The mayor isn't alone in his opposition to the state's proposed amendment.

The Evansville City Council, as a whole, as drafted a resolution that will be filed Wednesday, according to Councilman Jonathan Weaver (D-At Large). The resolution, which could go up for a vote at Monday's meeting, urges lawmakers to reject the amendment.

For Wally Paynter, the president the LGBT advocacy group called the Tri-State Alliance, the recent developments come as welcome news.

"I think the biggest impact... is that the local state representatives and state senators will take a second look and hopefully say maybe this is the wrong way to go for Indiana and especially for Evansville. We always talk about how we have to fight for our freedom and this is the freedom to have everyone treated equally."
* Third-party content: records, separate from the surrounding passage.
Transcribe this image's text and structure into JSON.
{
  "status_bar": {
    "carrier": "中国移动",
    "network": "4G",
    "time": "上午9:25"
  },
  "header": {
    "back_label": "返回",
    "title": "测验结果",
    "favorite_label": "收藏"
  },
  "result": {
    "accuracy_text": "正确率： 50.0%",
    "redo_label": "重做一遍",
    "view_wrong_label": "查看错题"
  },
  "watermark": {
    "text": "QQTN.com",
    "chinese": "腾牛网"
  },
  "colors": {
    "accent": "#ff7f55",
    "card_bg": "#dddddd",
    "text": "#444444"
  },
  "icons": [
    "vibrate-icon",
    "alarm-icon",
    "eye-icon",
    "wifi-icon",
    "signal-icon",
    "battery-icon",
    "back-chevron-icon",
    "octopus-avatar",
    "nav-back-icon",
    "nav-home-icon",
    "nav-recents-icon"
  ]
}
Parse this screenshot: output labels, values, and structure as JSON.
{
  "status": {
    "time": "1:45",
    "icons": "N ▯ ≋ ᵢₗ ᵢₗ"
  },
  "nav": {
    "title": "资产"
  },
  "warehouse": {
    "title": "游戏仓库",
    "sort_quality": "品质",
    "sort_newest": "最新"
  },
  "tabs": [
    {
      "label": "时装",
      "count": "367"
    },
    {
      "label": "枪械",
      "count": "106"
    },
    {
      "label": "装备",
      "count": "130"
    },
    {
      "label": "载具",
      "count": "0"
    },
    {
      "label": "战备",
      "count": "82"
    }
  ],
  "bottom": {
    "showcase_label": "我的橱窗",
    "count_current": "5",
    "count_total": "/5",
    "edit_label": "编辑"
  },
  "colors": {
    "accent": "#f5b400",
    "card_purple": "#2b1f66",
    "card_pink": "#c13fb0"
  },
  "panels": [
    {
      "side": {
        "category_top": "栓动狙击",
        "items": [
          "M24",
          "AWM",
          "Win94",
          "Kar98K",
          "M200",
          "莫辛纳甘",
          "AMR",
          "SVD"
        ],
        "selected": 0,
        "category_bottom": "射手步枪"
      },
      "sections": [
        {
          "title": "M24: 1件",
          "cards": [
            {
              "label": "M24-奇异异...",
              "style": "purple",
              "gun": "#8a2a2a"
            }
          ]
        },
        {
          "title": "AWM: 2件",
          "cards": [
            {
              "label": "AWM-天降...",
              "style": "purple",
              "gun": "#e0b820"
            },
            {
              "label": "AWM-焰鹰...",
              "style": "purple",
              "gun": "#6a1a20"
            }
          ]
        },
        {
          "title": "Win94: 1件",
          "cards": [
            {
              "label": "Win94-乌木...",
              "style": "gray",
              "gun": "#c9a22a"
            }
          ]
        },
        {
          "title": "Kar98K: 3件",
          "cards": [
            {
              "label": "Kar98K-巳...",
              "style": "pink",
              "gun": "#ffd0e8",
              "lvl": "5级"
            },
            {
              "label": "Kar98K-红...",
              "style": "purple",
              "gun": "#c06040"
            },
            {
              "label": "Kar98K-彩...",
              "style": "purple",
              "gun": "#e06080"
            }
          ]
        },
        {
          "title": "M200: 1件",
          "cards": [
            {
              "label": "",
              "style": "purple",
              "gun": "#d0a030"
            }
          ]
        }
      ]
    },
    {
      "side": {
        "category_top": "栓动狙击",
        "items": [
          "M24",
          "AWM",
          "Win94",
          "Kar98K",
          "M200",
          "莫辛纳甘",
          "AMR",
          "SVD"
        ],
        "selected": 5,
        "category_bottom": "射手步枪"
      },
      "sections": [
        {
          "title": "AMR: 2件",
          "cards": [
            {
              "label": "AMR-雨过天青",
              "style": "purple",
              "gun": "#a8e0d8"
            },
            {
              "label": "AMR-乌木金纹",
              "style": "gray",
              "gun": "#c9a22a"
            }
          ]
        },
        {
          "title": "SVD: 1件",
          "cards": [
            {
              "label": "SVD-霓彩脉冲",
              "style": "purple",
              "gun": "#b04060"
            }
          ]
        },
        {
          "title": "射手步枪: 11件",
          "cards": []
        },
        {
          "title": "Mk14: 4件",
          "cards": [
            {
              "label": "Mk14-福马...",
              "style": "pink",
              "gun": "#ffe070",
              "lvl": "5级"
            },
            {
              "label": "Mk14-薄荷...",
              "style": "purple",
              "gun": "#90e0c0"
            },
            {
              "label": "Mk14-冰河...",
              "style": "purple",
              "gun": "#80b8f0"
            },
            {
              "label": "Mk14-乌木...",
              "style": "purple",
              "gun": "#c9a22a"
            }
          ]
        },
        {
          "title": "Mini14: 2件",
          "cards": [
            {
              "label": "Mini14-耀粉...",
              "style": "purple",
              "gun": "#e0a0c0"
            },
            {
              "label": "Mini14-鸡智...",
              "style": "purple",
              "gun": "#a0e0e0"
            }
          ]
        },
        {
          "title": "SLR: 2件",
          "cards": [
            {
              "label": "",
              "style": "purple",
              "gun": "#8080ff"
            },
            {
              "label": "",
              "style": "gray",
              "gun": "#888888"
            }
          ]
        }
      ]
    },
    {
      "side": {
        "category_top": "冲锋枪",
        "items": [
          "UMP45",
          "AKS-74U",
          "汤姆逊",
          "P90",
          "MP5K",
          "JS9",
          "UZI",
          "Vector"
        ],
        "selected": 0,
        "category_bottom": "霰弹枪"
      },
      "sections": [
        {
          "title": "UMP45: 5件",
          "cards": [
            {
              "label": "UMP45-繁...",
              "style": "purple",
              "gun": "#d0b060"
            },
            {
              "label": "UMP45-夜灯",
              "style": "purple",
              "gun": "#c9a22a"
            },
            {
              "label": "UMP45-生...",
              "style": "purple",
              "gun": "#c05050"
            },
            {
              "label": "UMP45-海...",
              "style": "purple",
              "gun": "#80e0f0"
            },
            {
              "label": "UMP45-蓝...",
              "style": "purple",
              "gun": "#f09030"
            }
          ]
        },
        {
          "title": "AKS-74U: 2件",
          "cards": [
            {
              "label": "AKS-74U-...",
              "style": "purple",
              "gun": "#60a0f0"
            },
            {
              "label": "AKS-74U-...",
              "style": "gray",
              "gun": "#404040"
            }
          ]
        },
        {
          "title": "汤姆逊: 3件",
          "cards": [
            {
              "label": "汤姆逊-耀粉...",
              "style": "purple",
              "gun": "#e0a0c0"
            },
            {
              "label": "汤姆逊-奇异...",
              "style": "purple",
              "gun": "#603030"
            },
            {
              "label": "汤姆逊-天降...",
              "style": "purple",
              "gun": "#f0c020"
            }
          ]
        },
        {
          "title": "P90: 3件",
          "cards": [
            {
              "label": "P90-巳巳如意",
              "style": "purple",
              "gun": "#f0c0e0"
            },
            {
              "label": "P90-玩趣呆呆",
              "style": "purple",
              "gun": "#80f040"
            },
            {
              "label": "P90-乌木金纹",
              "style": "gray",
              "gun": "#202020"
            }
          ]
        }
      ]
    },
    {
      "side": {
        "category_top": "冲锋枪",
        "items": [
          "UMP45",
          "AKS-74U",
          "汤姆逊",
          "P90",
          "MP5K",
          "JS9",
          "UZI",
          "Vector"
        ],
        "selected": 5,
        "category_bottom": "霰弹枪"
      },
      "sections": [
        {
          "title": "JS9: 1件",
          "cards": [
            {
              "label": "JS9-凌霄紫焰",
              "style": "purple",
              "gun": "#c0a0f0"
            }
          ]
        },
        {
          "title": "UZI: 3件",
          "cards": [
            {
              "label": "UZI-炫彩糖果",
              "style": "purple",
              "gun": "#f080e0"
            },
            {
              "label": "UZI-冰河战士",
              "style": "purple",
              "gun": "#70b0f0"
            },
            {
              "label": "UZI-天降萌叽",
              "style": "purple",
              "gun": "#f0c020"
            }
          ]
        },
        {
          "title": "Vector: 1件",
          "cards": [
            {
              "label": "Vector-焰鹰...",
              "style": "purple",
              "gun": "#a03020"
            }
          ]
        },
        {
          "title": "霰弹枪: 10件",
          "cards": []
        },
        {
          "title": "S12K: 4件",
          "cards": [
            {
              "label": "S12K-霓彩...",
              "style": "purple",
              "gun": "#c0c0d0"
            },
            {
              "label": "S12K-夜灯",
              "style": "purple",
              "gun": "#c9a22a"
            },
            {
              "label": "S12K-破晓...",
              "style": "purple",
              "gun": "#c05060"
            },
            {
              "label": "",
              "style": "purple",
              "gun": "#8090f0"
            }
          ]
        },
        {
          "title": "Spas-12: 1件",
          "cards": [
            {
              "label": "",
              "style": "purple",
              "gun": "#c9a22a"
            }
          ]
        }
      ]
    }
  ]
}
Paynter and Councilman Weaver both warn of the potential economic ramifications as well as the stigma associated with potentially banning gay marriage.

"Let's keep the social issues out of politics," said Councilman Weaver. "We want to make sure we recruit and retain the best talent possible for the work force and for the educational institutions. We just want to do what we think is the right thing to do." 

"It really just creates havoc for Indiana," Paynter said. "It will create lawsuit after lawsuit.  It really would cause more problems than the solution it's trying to be."

Eyewitness News contacted State Representative Ron Bacon. Rep. Bacon says HJR-6 will not impact the domestic partner benefits that many companies provide for their employees. Also, Rep. Bacon says his office has received phone calls from concerned citizens on both sides of the gay marriage debate.